Getting Started with omega|ml¶
omega|ml is the data science integration platform that consists of a compute cluster, a highly scalable distributed NoSQL database and a web app providing a dashboard and REST API. omega|ml enables data scientists to offload all the heavy-lifting involved with machine learning and analytics workflows, while enabling third-party apps to use machine learning models in production.
Deployment layout¶
The following setup is provided in docker-compose.yml
with all
services directed via a nginx reverse proxy (the nginx service is not shown
as it is not a required component):
app client - some third party app that uses the omega|ml REST API
data science client - a fully fledged data science workstation that directly talks to the omega|ml compute & data cluster
omegaweb - the REST API and omega|ml web application
mysql - the MySQL database used by omegaweb
rabbitmq - the integration broker between omegaweb/compute cluster and data science clients/compute cluster
runtime - the compute cluster, consisting of a central scheduler (runtime), at least 1 worker and at least 1 mongodb master. workers and mongodbs can be scaled horizontally as required to meet performance requirements.
Note
A single-node deployment is possible and does not require rabbitmq nor omegaweb/mysql.

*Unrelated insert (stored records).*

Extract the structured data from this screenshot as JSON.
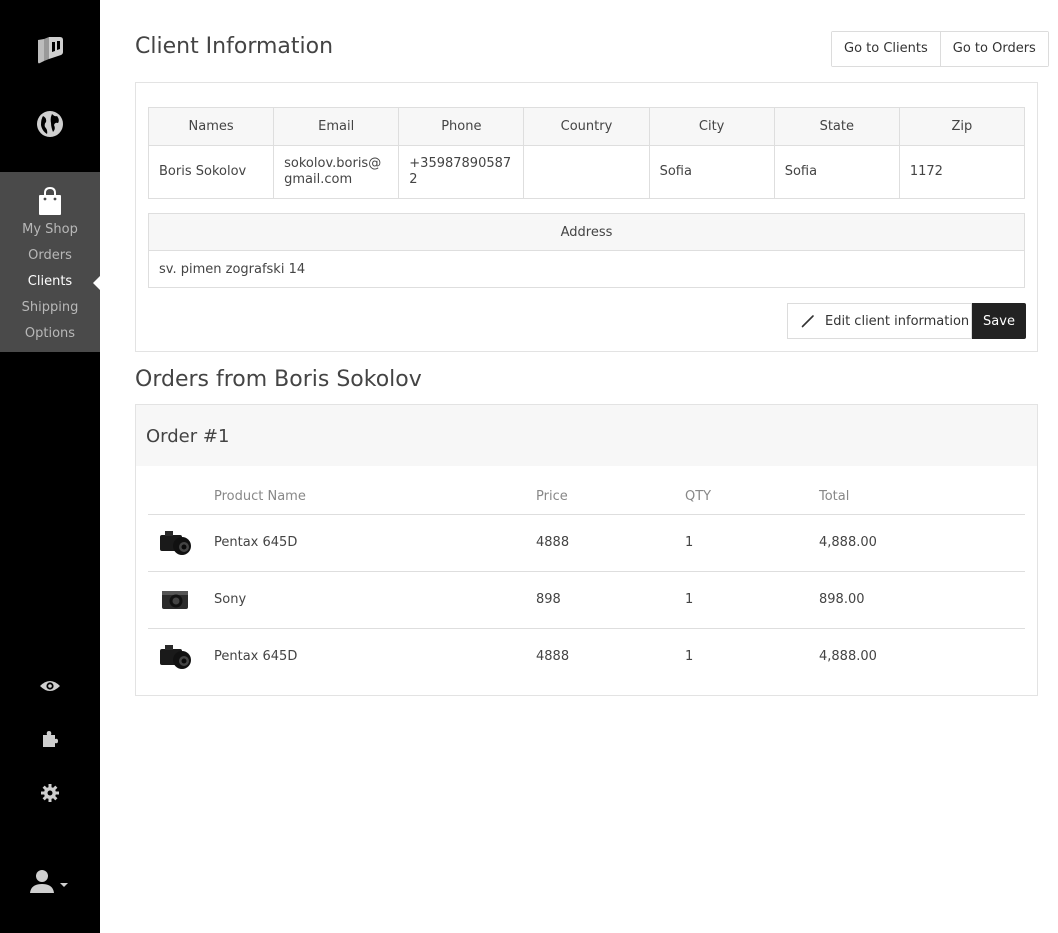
{
  "sidebar": {
    "logo_icon": "book-logo-icon",
    "globe_icon": "globe-icon",
    "shop_icon": "shopping-bag-icon",
    "items": [
      {
        "label": "My Shop",
        "active": false
      },
      {
        "label": "Orders",
        "active": false
      },
      {
        "label": "Clients",
        "active": true
      },
      {
        "label": "Shipping",
        "active": false
      },
      {
        "label": "Options",
        "active": false
      }
    ],
    "bottom_icons": [
      "eye-icon",
      "puzzle-icon",
      "gear-icon",
      "user-icon"
    ]
  },
  "header": {
    "title": "Client Information",
    "go_clients": "Go to Clients",
    "go_orders": "Go to Orders"
  },
  "client": {
    "headers": [
      "Names",
      "Email",
      "Phone",
      "Country",
      "City",
      "State",
      "Zip"
    ],
    "values": [
      "Boris Sokolov",
      "sokolov.boris@gmail.com",
      "+359878905872",
      "",
      "Sofia",
      "Sofia",
      "1172"
    ],
    "address_header": "Address",
    "address": "sv. pimen zografski 14",
    "edit_label": "Edit client information",
    "save_label": "Save"
  },
  "orders": {
    "title": "Orders from Boris Sokolov",
    "order_title": "Order #1",
    "columns": [
      "Product Name",
      "Price",
      "QTY",
      "Total"
    ],
    "rows": [
      {
        "name": "Pentax 645D",
        "price": "4888",
        "qty": "1",
        "total": "4,888.00"
      },
      {
        "name": "Sony",
        "price": "898",
        "qty": "1",
        "total": "898.00"
      },
      {
        "name": "Pentax 645D",
        "price": "4888",
        "qty": "1",
        "total": "4,888.00"
      }
    ]
  },
  "colors": {
    "sidebar_bg": "#000000",
    "sidebar_active_block": "#4a4a4a",
    "save_button": "#222222"
  }
}
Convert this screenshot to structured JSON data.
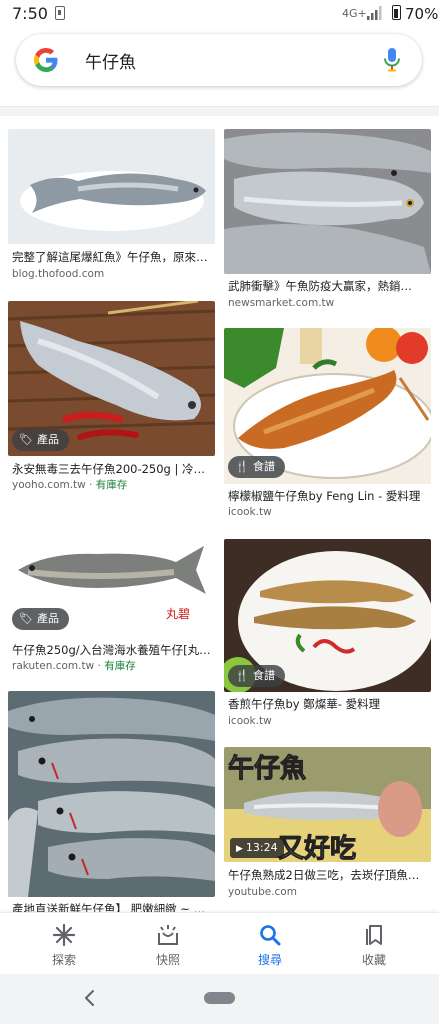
{
  "status_bar": {
    "time": "7:50",
    "network": "4G+",
    "battery": "70%"
  },
  "search": {
    "query": "午仔魚"
  },
  "results": [
    {
      "title": "完整了解這尾爆紅魚》午仔魚，原來…",
      "source": "blog.thofood.com",
      "badge": "",
      "duration": "",
      "stock": ""
    },
    {
      "title": "武肺衝擊》午魚防疫大贏家，熱銷…",
      "source": "newsmarket.com.tw",
      "badge": "",
      "duration": "",
      "stock": ""
    },
    {
      "title": "永安無毒三去午仔魚200-250g | 冷…",
      "source": "yooho.com.tw",
      "badge": "產品",
      "duration": "",
      "stock": "有庫存"
    },
    {
      "title": "檸檬椒鹽午仔魚by Feng Lin - 愛料理",
      "source": "icook.tw",
      "badge": "食譜",
      "duration": "",
      "stock": ""
    },
    {
      "title": "午仔魚250g/入台灣海水養殖午仔[丸…",
      "source": "rakuten.com.tw",
      "badge": "產品",
      "duration": "",
      "stock": "有庫存"
    },
    {
      "title": "香煎午仔魚by 鄭燦華- 愛料理",
      "source": "icook.tw",
      "badge": "食譜",
      "duration": "",
      "stock": ""
    },
    {
      "title": "產地直送新鮮午仔魚】 肥嫩細緻 ~ 入…",
      "source": "",
      "badge": "",
      "duration": "",
      "stock": ""
    },
    {
      "title": "午仔魚熟成2日做三吃，去崁仔頂魚…",
      "source": "youtube.com",
      "badge": "",
      "duration": "13:24",
      "stock": ""
    }
  ],
  "image_text": {
    "rakuten_logo": "丸碧",
    "video_overlay_top": "午仔魚",
    "video_overlay_bottom": "又好吃"
  },
  "bottom_nav": {
    "items": [
      {
        "label": "探索",
        "icon": "asterisk-icon"
      },
      {
        "label": "快照",
        "icon": "snapshot-icon"
      },
      {
        "label": "搜尋",
        "icon": "search-icon",
        "active": true
      },
      {
        "label": "收藏",
        "icon": "collections-icon"
      }
    ]
  },
  "colors": {
    "accent": "#1a73e8",
    "in_stock": "#188038"
  }
}
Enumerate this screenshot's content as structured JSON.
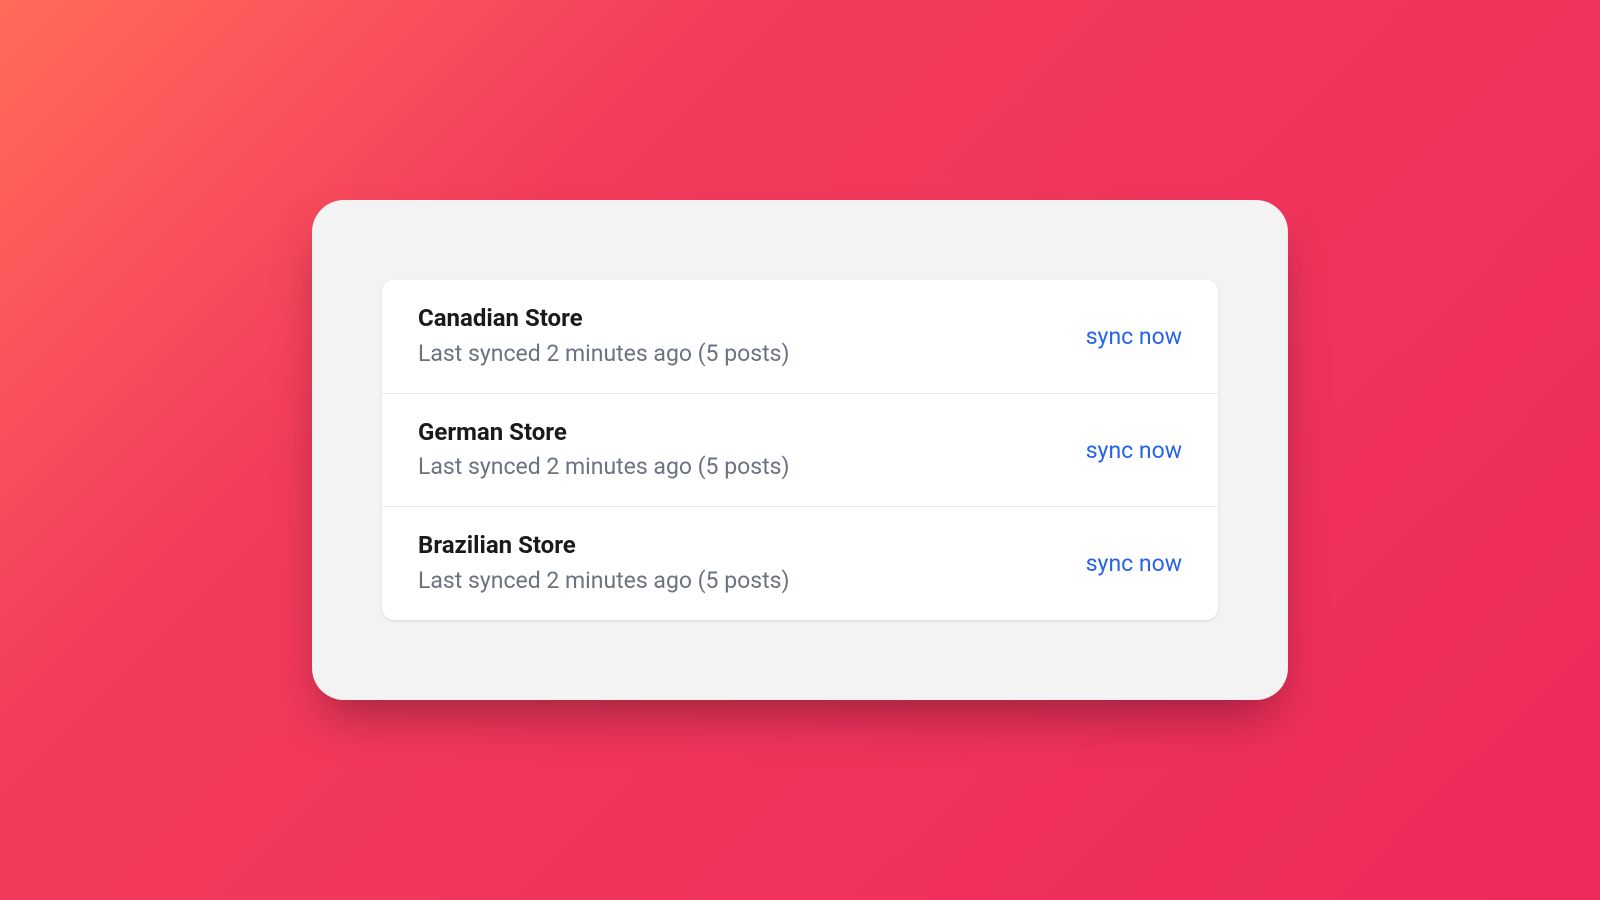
{
  "stores": [
    {
      "name": "Canadian Store",
      "status": "Last synced 2 minutes ago (5 posts)",
      "action": "sync now"
    },
    {
      "name": "German Store",
      "status": "Last synced 2 minutes ago (5 posts)",
      "action": "sync now"
    },
    {
      "name": "Brazilian Store",
      "status": "Last synced 2 minutes ago (5 posts)",
      "action": "sync now"
    }
  ]
}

If the runtime is Dask Distributed, zeroMQ instead of rabbitmq is used.
Both Dask Distributed and Celery Workers can be deployed to an Apache Spark Master node in which case a Spark cluster is presumed; details see below.
Installation¶
We provide the omega|ml Dockerfile and docker-compose configuration to run omega|ml on a single node, a docker swarm cluster or kubernetes. This guide assumes a docker-compose single-node deployment.
Note
To go from docker-compose to kubernetes, consider adopting
the kubernetes deployments from the omega|ml docker-compose.yml
file using kompose.io
make sure you have the sources to build the omega|ml docker image, typically provided as a release file, e.g.
omegaml-release-0.1.zip
build the docker image:
$ mkdir -p /path/to/omegaml-release-0.1.zip $ cd /path/to/release/docker-staging $ unzip omegaml-release-<version>.zip $ docker build -t omega|ml .
run docker-compose:
$ docker-compose up
This will start a series of docker containers, the microservices needed to run omega|ml:
omegaml - the omega|ml web server
omjobs - the omega|ml notebook hub server
worker - the omega|ml compute cluster
mongodb - the omega|ml data cluster
mysql - the webserver’s database
rabbitmq - the communication bus between web server, worker and clients
nginx - the front-end proxy to expose omegaml, rabbitmq and mongodb
Note
nginx is not technically required. It is included as a demonstration of one approach to exposing rabbitmq and mongodb to data science clients hosted outside of the omega|ml compute & data cluster.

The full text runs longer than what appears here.